The US Department of Transportation, the agency that controls the NHTSA, has just announced that the Japanese airbag manufacturer will be fined $70 million for its failure to manufacture and handle safe units for over 30 million cars.

However, unlike what we’ve seen in the General Motors or Toyota scandal, for example, Takata will get to pay the penalty over the next five years, an unusual move to say the least. No reason for this delay has been offered, but sources claim that the circumstances of the events that led to the fines were different, hence the different approach.

Anyway, the US DOT also said that things could get gradually worse if the manufacturer doesn’t respect the conditions imposed via an order signed on Tuesday. Failure to comply will lead to an added amount of $130 million to the original $70 million.

While it may all seem a bit harsh, the reality is that Takata was more than reluctant to work with the authorities on this case. As a matter of fact, the fine we’re talking about today is just a follow-up to what happened this past February, when the NHTSA fined the company $14,000 per day for not providing the information they needed to perform their investigation.

Furthermore, the Japanese didn’t report the issue their airbags had to the authorities, even though they had known about them for several days. To make sure this doesn’t happen again, the NHTSA forced the company to set up an employee whistleblower system and appoint a chief safety officer to its board of management.

As such, the total number of cars recalled in the US alone stands at 23 million today, spread between 11 manufacturers. The problem was first brought to the attention of the public by Honda back in 2008, some four years after the carmaker first learned that there might be something wrong with the airbags.

No more phase-stabilized ammonium nitrate airbags without desiccant

The problem with the defective units was that the chemical mixture that was used to set off the airbags in case of an accident would absorb moisture and, in turn, deploy them with more force than needed.

This was possible because the phase-stabilized ammonium nitrate used for such purposes didn’t also include desiccant, a special moisture-absorbing chemical. Takata was also ordered to stop manufacturing inflators without desiccant by the end of 2017. By the end of 2018, the same course of action must be adopted for passenger-side and side airbag inflators.

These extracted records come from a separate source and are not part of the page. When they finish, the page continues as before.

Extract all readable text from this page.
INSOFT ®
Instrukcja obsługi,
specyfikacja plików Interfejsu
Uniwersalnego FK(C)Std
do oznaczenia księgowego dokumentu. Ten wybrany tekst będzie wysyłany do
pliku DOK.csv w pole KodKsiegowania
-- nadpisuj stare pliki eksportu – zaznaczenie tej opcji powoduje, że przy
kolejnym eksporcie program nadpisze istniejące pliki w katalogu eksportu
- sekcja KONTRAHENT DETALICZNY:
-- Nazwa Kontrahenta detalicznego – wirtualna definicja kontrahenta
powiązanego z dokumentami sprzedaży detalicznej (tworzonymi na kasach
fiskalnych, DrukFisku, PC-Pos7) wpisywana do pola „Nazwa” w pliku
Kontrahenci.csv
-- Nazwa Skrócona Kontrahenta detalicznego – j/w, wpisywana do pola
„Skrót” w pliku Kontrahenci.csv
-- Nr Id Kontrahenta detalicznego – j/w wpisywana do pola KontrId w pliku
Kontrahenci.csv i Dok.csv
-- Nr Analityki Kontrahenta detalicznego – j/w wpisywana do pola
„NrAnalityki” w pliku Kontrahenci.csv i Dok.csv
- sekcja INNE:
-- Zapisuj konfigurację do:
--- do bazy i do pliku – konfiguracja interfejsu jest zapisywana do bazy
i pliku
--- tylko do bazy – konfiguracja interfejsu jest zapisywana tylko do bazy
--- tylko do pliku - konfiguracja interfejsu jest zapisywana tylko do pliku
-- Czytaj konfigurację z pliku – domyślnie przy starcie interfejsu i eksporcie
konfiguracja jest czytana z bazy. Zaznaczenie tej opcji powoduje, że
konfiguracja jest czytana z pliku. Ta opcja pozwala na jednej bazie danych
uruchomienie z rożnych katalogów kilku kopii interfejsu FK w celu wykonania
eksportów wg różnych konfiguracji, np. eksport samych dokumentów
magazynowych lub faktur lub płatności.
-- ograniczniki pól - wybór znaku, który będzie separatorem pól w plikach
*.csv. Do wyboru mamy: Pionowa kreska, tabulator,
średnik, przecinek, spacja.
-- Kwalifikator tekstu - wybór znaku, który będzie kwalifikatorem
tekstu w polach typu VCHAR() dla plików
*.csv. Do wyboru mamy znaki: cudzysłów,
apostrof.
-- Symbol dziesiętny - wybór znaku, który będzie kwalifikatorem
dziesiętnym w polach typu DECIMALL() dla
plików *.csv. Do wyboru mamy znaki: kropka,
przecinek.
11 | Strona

However, that solves only half the problem, and the risk still exists. The main issue is that, for some reason, Takata has been allowed to keep manufacturing replacement airbags with the same composition until then. The replacements installed inside recalled cars are using the same recipe and nobody is saying anything about it.

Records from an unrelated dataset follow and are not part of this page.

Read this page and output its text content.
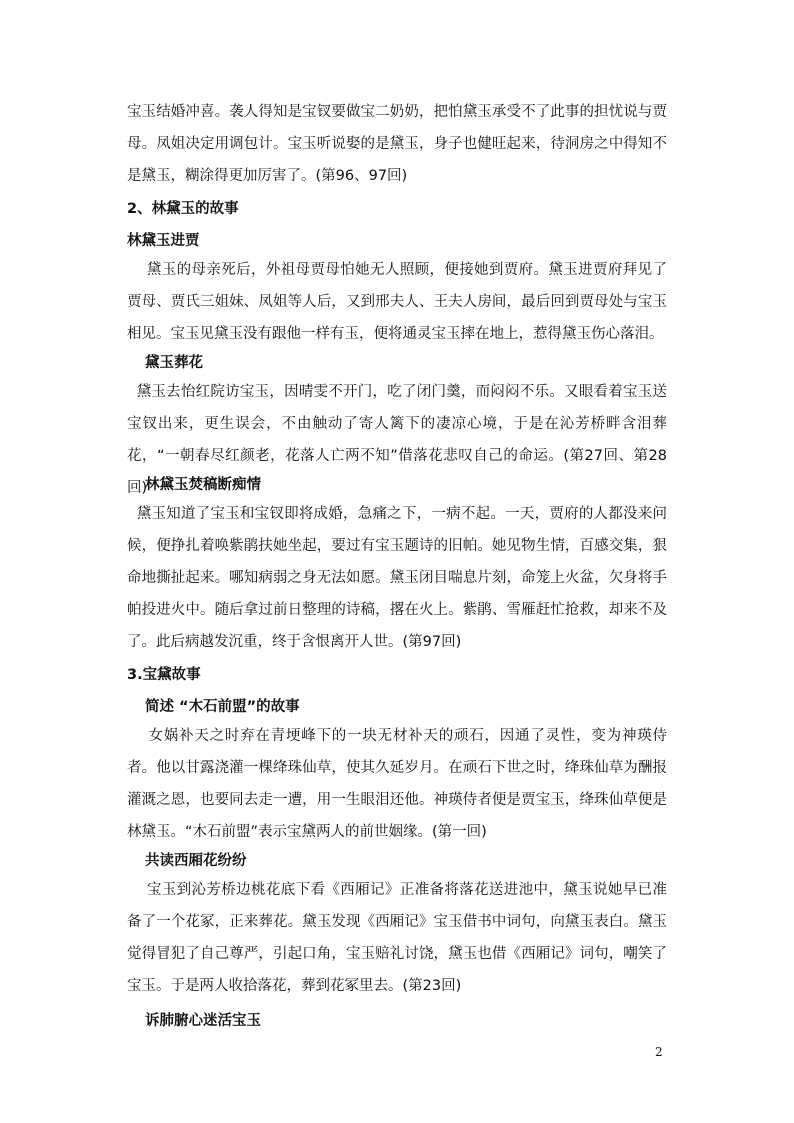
宝玉结婚冲喜。袭人得知是宝钗要做宝二奶奶，把怕黛玉承受不了此事的担忧说与贾母。凤姐决定用调包计。宝玉听说娶的是黛玉，身子也健旺起来，待洞房之中得知不是黛玉，糊涂得更加厉害了。(第96、97回)
2、林黛玉的故事
林黛玉进贾
黛玉的母亲死后，外祖母贾母怕她无人照顾，便接她到贾府。黛玉进贾府拜见了贾母、贾氏三姐妹、凤姐等人后，又到邢夫人、王夫人房间，最后回到贾母处与宝玉相见。宝玉见黛玉没有跟他一样有玉，便将通灵宝玉摔在地上，惹得黛玉伤心落泪。
黛玉葬花
黛玉去怡红院访宝玉，因晴雯不开门，吃了闭门羹，而闷闷不乐。又眼看着宝玉送宝钗出来，更生误会，不由触动了寄人篱下的凄凉心境，于是在沁芳桥畔含泪葬花，“一朝春尽红颜老，花落人亡两不知”借落花悲叹自己的命运。(第27回、第28回)
林黛玉焚稿断痴情
黛玉知道了宝玉和宝钗即将成婚，急痛之下，一病不起。一天，贾府的人都没来问候，便挣扎着唤紫鹃扶她坐起，要过有宝玉题诗的旧帕。她见物生情，百感交集，狠命地撕扯起来。哪知病弱之身无法如愿。黛玉闭目喘息片刻，命笼上火盆，欠身将手帕投进火中。随后拿过前日整理的诗稿，撂在火上。紫鹃、雪雁赶忙抢救，却来不及了。此后病越发沉重，终于含恨离开人世。(第97回)
3.宝黛故事
简述 “木石前盟”的故事
女娲补天之时弃在青埂峰下的一块无材补天的顽石，因通了灵性，变为神瑛侍者。他以甘露浇灌一棵绛珠仙草，使其久延岁月。在顽石下世之时，绛珠仙草为酬报灌溉之恩，也要同去走一遭，用一生眼泪还他。神瑛侍者便是贾宝玉，绛珠仙草便是林黛玉。“木石前盟”表示宝黛两人的前世姻缘。(第一回)
共读西厢花纷纷
宝玉到沁芳桥边桃花底下看《西厢记》正准备将落花送进池中，黛玉说她早已准备了一个花冢，正来葬花。黛玉发现《西厢记》宝玉借书中词句，向黛玉表白。黛玉觉得冒犯了自己尊严，引起口角，宝玉赔礼讨饶，黛玉也借《西厢记》词句，嘲笑了宝玉。于是两人收拾落花，葬到花冢里去。(第23回)
诉肺腑心迷活宝玉
2
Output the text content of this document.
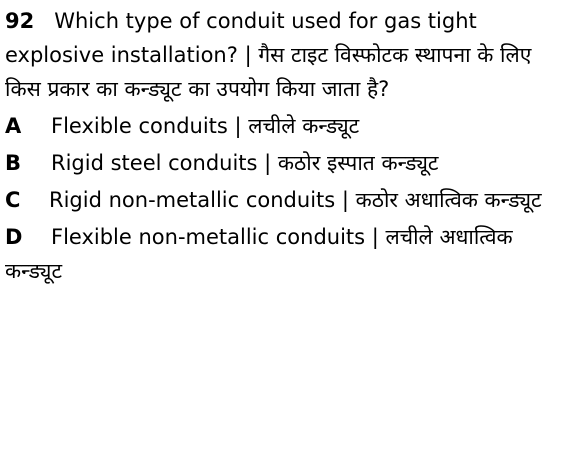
92 Which type of conduit used for gas tight explosive installation? | गैस टाइट विस्फोटक स्थापना के लिए किस प्रकार का कन्ड्यूट का उपयोग किया जाता है?
A Flexible conduits | लचीले कन्ड्यूट
B Rigid steel conduits | कठोर इस्पात कन्ड्यूट
C Rigid non-metallic conduits | कठोर अधात्विक कन्ड्यूट
D Flexible non-metallic conduits | लचीले अधात्विक कन्ड्यूट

According to the NHTSA, the Japanese are allowed to manufacture these replacement parts only if no more reports of ruptures come out. The decision was made so that the defective units are taken off the streets as soon as possible. Even so, the recall will spread over the next few years, until 2019 at the very least, according to experts in the field.

During this time, the company has the chance to find out exactly what the problem was and fix it once and for all. Furthermore, they must prove that their inflators are safe to use and that’s going to be tricky if they plan on using the same chemical recipe for them.

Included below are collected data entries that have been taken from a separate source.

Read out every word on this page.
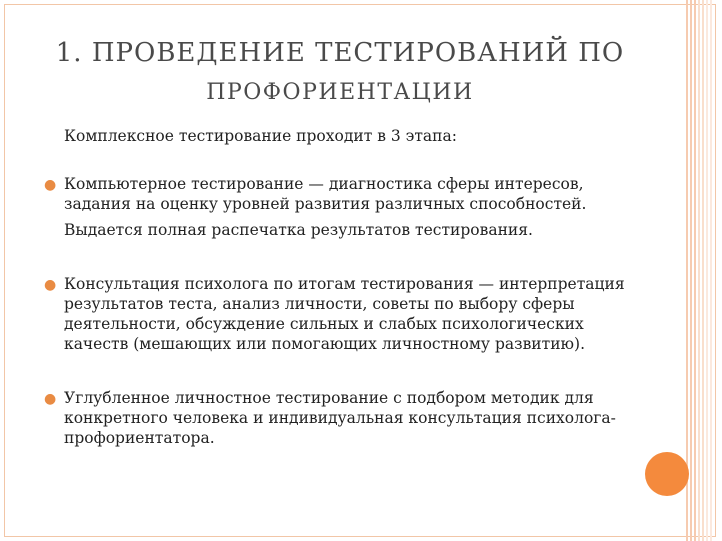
1. ПРОВЕДЕНИЕ ТЕСТИРОВАНИЙ ПО
ПРОФОРИЕНТАЦИИ
Комплексное тестирование проходит в 3 этапа:
● Компьютерное тестирование — диагностика сферы интересов, задания на оценку уровней развития различных способностей.
Выдается полная распечатка результатов тестирования.
● Консультация психолога по итогам тестирования — интерпретация результатов теста, анализ личности, советы по выбору сферы деятельности, обсуждение сильных и слабых психологических качеств (мешающих или помогающих личностному развитию).
● Углубленное личностное тестирование с подбором методик для конкретного человека и индивидуальная консультация психолога-профориентатора.
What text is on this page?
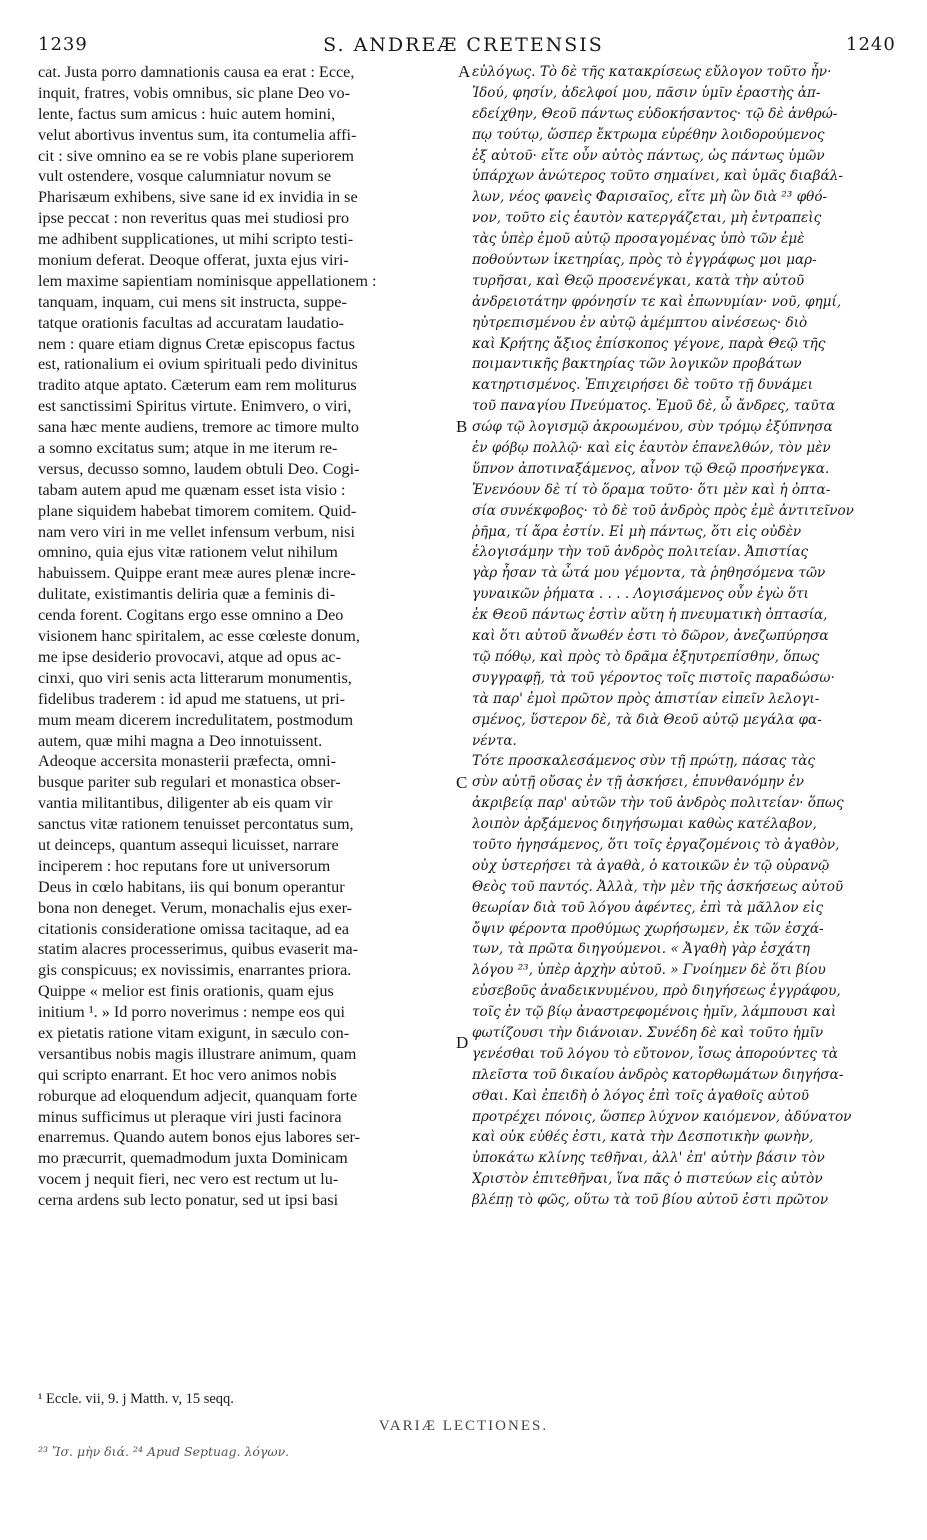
1239	S. ANDREÆ CRETENSIS	1240
cat. Justa porro damnationis causa ea erat : Ecce,
inquit, fratres, vobis omnibus, sic plane Deo vo-
lente, factus sum amicus : huic autem homini,
velut abortivus inventus sum, ita contumelia affi-
cit : sive omnino ea se re vobis plane superiorem
vult ostendere, vosque calumniatur novum se
Pharisæum exhibens, sive sane id ex invidia in se
ipse peccat : non reveritus quas mei studiosi pro
me adhibent supplicationes, ut mihi scripto testi-
monium deferat. Deoque offerat, juxta ejus viri-
lem maxime sapientiam nominisque appellationem :
tanquam, inquam, cui mens sit instructa, suppe-
tatque orationis facultas ad accuratam laudatio-
nem : quare etiam dignus Cretæ episcopus factus
est, rationalium ei ovium spirituali pedo divinitus
tradito atque aptato. Cæterum eam rem moliturus
est sanctissimi Spiritus virtute. Enimvero, o viri,
sana hæc mente audiens, tremore ac timore multo
a somno excitatus sum; atque in me iterum re-
versus, decusso somno, laudem obtuli Deo. Cogi-
tabam autem apud me quænam esset ista visio :
plane siquidem habebat timorem comitem. Quid-
nam vero viri in me vellet infensum verbum, nisi
omnino, quia ejus vitæ rationem velut nihilum
habuissem. Quippe erant meæ aures plenæ incre-
dulitate, existimantis deliria quæ a feminis di-
cenda forent. Cogitans ergo esse omnino a Deo
visionem hanc spiritalem, ac esse cœleste donum,
me ipse desiderio provocavi, atque ad opus ac-
cinxi, quo viri senis acta litterarum monumentis,
fidelibus traderem : id apud me statuens, ut pri-
mum meam dicerem incredulitatem, postmodum
autem, quæ mihi magna a Deo innotuissent.
Adeoque accersita monasterii præfecta, omni-
busque pariter sub regulari et monastica obser-
vantia militantibus, diligenter ab eis quam vir
sanctus vitæ rationem tenuisset percontatus sum,
ut deinceps, quantum assequi licuisset, narrare
inciperem : hoc reputans fore ut universorum
Deus in cœlo habitans, iis qui bonum operantur
bona non deneget. Verum, monachalis ejus exer-
citationis consideratione omissa tacitaque, ad ea
statim alacres processerimus, quibus evaserit ma-
gis conspicuus; ex novissimis, enarrantes priora.
Quippe « melior est finis orationis, quam ejus
initium ¹. » Id porro noverimus : nempe eos qui
ex pietatis ratione vitam exigunt, in sæculo con-
versantibus nobis magis illustrare animum, quam
qui scripto enarrant. Et hoc vero animos nobis
roburque ad eloquendum adjecit, quanquam forte
minus sufficimus ut pleraque viri justi facinora
enarremus. Quando autem bonos ejus labores ser-
mo præcurrit, quemadmodum juxta Dominicam
vocem j nequit fieri, nec vero est rectum ut lu-
cerna ardens sub lecto ponatur, sed ut ipsi basi
εὐλόγως. Τὸ δὲ τῆς κατακρίσεως εὔλογον τοῦτο ἦν·
Ἰδού, φησίν, ἀδελφοί μου, πᾶσιν ὑμῖν ἐραστὴς ἀπ-
εδείχθην, Θεοῦ πάντως εὐδοκήσαντος· τῷ δὲ ἀνθρώ-
πῳ τούτῳ, ὥσπερ ἔκτρωμα εὑρέθην λοιδορούμενος
ἐξ αὐτοῦ· εἴτε οὖν αὐτὸς πάντως, ὡς πάντως ὑμῶν
ὑπάρχων ἀνώτερος τοῦτο σημαίνει, καὶ ὑμᾶς διαβάλ-
λων, νέος φανεὶς Φαρισαῖος, εἴτε μὴ ὢν διὰ ²³ φθό-
νον, τοῦτο εἰς ἑαυτὸν κατεργάζεται, μὴ ἐντραπεὶς
τὰς ὑπὲρ ἐμοῦ αὐτῷ προσαγομένας ὑπὸ τῶν ἐμὲ
ποθούντων ἱκετηρίας, πρὸς τὸ ἐγγράφως μοι μαρ-
τυρῆσαι, καὶ Θεῷ προσενέγκαι, κατὰ τὴν αὐτοῦ
ἀνδρειοτάτην φρόνησίν τε καὶ ἐπωνυμίαν· νοῦ, φημί,
ηὐτρεπισμένου ἐν αὐτῷ ἀμέμπτου αἰνέσεως· διὸ
καὶ Κρήτης ἄξιος ἐπίσκοπος γέγονε, παρὰ Θεῷ τῆς
ποιμαντικῆς βακτηρίας τῶν λογικῶν προβάτων
κατηρτισμένος. Ἐπιχειρήσει δὲ τοῦτο τῇ δυνάμει
τοῦ παναγίου Πνεύματος. Ἐμοῦ δὲ, ὦ ἄνδρες, ταῦτα
σώφ τῷ λογισμῷ ἀκροωμένου, σὺν τρόμῳ ἐξύπνησα
ἐν φόβῳ πολλῷ· καὶ εἰς ἑαυτὸν ἐπανελθών, τὸν μὲν
ὕπνον ἀποτιναξάμενος, αἶνον τῷ Θεῷ προσήνεγκα.
Ἐνενόουν δὲ τί τὸ ὅραμα τοῦτο· ὅτι μὲν καὶ ἡ ὀπτα-
σία συνέκφοβος· τὸ δὲ τοῦ ἀνδρὸς πρὸς ἐμὲ ἀντιτεῖνον
ῥῆμα, τί ἄρα ἐστίν. Εἰ μὴ πάντως, ὅτι εἰς οὐδὲν
ἐλογισάμην τὴν τοῦ ἀνδρὸς πολιτείαν. Ἀπιστίας
γὰρ ἦσαν τὰ ὦτά μου γέμοντα, τὰ ῥηθησόμενα τῶν
γυναικῶν ῥήματα . . . . Λογισάμενος οὖν ἐγὼ ὅτι
ἐκ Θεοῦ πάντως ἐστὶν αὕτη ἡ πνευματικὴ ὀπτασία,
καὶ ὅτι αὐτοῦ ἄνωθέν ἐστι τὸ δῶρον, ἀνεζωπύρησα
τῷ πόθῳ, καὶ πρὸς τὸ δρᾶμα ἐξηυτρεπίσθην, ὅπως
συγγραφῇ, τὰ τοῦ γέροντος τοῖς πιστοῖς παραδώσω·
τὰ παρ' ἐμοὶ πρῶτον πρὸς ἀπιστίαν εἰπεῖν λελογι-
σμένος, ὕστερον δὲ, τὰ διὰ Θεοῦ αὐτῷ μεγάλα φα-
νέντα.
Τότε προσκαλεσάμενος σὺν τῇ πρώτῃ, πάσας τὰς
σὺν αὐτῇ οὔσας ἐν τῇ ἀσκήσει, ἐπυνθανόμην ἐν
ἀκριβείᾳ παρ' αὐτῶν τὴν τοῦ ἀνδρὸς πολιτείαν· ὅπως
λοιπὸν ἀρξάμενος διηγήσωμαι καθὼς κατέλαβον,
τοῦτο ἡγησάμενος, ὅτι τοῖς ἐργαζομένοις τὸ ἀγαθὸν,
οὐχ ὑστερήσει τὰ ἀγαθὰ, ὁ κατοικῶν ἐν τῷ οὐρανῷ
Θεὸς τοῦ παντός. Ἀλλὰ, τὴν μὲν τῆς ἀσκήσεως αὐτοῦ
θεωρίαν διὰ τοῦ λόγου ἀφέντες, ἐπὶ τὰ μᾶλλον εἰς
ὄψιν φέροντα προθύμως χωρήσωμεν, ἐκ τῶν ἐσχά-
των, τὰ πρῶτα διηγούμενοι. « Ἀγαθὴ γὰρ ἐσχάτη
λόγου ²³, ὑπὲρ ἀρχὴν αὐτοῦ. » Γνοίημεν δὲ ὅτι βίου
εὐσεβοῦς ἀναδεικνυμένου, πρὸ διηγήσεως ἐγγράφου,
τοῖς ἐν τῷ βίῳ ἀναστρεφομένοις ἡμῖν, λάμπουσι καὶ
φωτίζουσι τὴν διάνοιαν. Συνέδη δὲ καὶ τοῦτο ἡμῖν
γενέσθαι τοῦ λόγου τὸ εὔτονον, ἴσως ἀπορούντες τὰ
πλεῖστα τοῦ δικαίου ἀνδρὸς κατορθωμάτων διηγήσα-
σθαι. Καὶ ἐπειδὴ ὁ λόγος ἐπὶ τοῖς ἀγαθοῖς αὐτοῦ
προτρέχει πόνοις, ὥσπερ λύχνον καιόμενον, ἀδύνατον
καὶ οὐκ εὐθές ἐστι, κατὰ τὴν Δεσποτικὴν φωνὴν,
ὑποκάτω κλίνης τεθῆναι, ἀλλ' ἐπ' αὐτὴν βάσιν τὸν
Χριστὸν ἐπιτεθῆναι, ἵνα πᾶς ὁ πιστεύων εἰς αὐτὸν
βλέπῃ τὸ φῶς, οὕτω τὰ τοῦ βίου αὐτοῦ ἐστι πρῶτον
A
B
C
D
¹ Eccle. vii, 9. j Matth. v, 15 seqq.
VARIÆ LECTIONES.
²³ Ἴσ. μὴν διά. ²⁴ Apud Septuag. λόγων.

Following this decision and the overall terrible way in which Takata handled the scandal, Honda decided to drop it as its supplier, saying it was due to “misrepresented and manipulated test data.” This decision was made despite the fact that the carmaker kept the information about these defective airbags secret for four years, between 2004 and 2008.

Honda was Takata’s biggest client up until now, but that’s just one of the consequences of this scandal. All 11 automakers that are involved in the recall operation have been asked by the NHTSA to abide by a schedule that has them repair their cars by March 2016, for vehicles fitted with “highest-risk” inflators.

So far, at least seven people have died and a hundred more have been injured in the US alone because of the recalled units that can malfunction and shoot shrapnel through the airbag.